ABSTRACT
This article discusses the legal implications of a novel phenomenon, namely, digital reincarnations of deceased persons, sometimes known as postmortem avatars, deepfakes, replicas, holographs, or chatbots. To elide these multiple names, we use the term ‘ghostbots’. The piece is an early attempt to discuss the potential social and individual harms, roughly grouped around notions of privacy, property, personal data and reputation, arising from ghostbots, how they are regulated and whether they need to be regulated further adequately. For reasons of space and focus, the article does not deal with copyright implications, fraud, consumer protection, tort, product liability, and pornography laws, including non-consensual use of intimate images (‘revenge porn’). This paper focuses on law, although we fully acknowledge and refer to the role of philosophy and ethics in this domain.
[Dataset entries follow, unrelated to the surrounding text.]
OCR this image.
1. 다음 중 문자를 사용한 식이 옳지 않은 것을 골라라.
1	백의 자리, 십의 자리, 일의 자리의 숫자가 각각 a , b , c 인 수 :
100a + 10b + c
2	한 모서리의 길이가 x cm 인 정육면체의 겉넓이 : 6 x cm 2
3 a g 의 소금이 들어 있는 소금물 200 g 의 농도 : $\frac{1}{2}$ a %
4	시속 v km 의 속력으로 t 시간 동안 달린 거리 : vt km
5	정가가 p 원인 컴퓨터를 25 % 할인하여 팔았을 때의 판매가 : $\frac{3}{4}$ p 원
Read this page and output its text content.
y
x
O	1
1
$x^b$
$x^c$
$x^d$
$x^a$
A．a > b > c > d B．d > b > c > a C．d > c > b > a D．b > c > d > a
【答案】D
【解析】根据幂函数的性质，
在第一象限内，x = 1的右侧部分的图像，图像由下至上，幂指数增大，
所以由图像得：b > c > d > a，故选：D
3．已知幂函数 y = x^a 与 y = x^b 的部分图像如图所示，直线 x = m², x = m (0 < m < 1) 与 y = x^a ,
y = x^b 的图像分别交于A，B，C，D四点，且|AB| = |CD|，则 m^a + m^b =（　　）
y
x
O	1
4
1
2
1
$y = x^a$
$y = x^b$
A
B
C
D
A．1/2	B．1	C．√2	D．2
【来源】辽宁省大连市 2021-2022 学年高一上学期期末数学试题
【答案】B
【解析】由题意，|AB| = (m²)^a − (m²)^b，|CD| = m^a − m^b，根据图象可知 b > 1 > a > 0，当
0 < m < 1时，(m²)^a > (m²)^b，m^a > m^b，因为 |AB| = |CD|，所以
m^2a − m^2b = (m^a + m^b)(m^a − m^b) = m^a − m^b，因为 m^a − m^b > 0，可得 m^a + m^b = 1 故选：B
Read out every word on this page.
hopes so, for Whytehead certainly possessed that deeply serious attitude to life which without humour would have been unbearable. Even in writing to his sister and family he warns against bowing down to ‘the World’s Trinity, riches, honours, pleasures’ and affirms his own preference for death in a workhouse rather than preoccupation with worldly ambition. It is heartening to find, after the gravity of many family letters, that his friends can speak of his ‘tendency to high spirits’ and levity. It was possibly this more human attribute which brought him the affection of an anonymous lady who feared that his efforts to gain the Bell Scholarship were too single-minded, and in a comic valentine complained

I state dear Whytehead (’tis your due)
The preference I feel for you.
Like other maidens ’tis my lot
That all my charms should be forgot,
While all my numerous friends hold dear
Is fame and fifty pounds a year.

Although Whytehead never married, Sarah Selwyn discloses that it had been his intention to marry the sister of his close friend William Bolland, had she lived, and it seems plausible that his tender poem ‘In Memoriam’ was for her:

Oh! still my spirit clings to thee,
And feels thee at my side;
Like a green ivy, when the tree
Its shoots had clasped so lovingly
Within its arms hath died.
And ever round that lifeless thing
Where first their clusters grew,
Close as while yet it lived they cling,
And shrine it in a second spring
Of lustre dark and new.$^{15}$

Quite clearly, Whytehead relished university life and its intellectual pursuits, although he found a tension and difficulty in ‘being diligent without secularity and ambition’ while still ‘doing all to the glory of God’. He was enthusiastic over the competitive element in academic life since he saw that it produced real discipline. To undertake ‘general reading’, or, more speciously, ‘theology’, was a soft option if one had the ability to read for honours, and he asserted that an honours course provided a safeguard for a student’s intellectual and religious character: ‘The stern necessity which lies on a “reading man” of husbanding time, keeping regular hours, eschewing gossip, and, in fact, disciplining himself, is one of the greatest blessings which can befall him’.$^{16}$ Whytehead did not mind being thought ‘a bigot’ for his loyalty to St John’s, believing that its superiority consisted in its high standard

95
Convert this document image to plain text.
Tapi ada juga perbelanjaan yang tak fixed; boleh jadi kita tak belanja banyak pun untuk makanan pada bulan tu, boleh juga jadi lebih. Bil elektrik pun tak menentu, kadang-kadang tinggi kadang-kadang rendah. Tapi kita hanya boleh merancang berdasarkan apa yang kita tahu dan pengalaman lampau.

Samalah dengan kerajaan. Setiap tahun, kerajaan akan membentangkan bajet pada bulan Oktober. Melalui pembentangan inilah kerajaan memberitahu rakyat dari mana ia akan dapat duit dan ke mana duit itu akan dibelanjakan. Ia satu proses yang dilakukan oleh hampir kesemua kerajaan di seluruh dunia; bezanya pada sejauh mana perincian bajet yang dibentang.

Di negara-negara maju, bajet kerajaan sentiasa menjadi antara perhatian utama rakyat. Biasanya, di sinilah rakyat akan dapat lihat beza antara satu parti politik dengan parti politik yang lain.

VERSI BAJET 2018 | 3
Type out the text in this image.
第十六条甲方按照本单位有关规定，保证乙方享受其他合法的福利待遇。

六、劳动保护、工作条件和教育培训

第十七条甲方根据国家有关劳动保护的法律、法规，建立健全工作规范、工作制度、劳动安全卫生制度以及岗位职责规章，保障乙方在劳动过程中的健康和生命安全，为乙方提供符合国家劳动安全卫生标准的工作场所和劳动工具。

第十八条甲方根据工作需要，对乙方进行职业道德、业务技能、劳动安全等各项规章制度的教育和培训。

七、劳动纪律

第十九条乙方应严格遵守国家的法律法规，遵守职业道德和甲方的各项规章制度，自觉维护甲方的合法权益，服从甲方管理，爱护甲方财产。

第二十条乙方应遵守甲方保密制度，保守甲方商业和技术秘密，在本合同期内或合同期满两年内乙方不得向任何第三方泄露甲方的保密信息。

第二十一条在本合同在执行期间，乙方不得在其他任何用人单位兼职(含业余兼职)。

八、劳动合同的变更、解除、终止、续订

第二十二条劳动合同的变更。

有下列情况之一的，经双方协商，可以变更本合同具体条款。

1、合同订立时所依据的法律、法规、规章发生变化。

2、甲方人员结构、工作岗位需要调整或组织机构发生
We canvas two interesting legal developments with implications for ghostbots, namely, the proposed EU Artificial Intelligence (AI) Act and the 2021 New York law amending publicity rights to protect the rights of celebrities whose personality is used in postmortem ‘replicas’. The latter especially evidences a remarkable shift from the norm we have chronicled in previous articles of no respect for postmortem privacy, to a growing recognition that personality rights do need protection postmortem in a world where pop stars and actors are routinely recreated using AI. While the legislative motivation here may still be primarily to protect economic interests, we argue it also shows a concern for dignitary and privacy interests. Given the apparent concern for appropriation of personality post-mortem, possibly in defiance or ignorance of what the deceased would have wished, we propose an early solutions to regulate the rise of ghostbots, namely an enforceable ‘do not bot me’ clause in analogue or digital wills.
Edwards, Lilian and Harbinja, Edina and McVey, Marisa, Governing Ghostbots (November 19, 2023).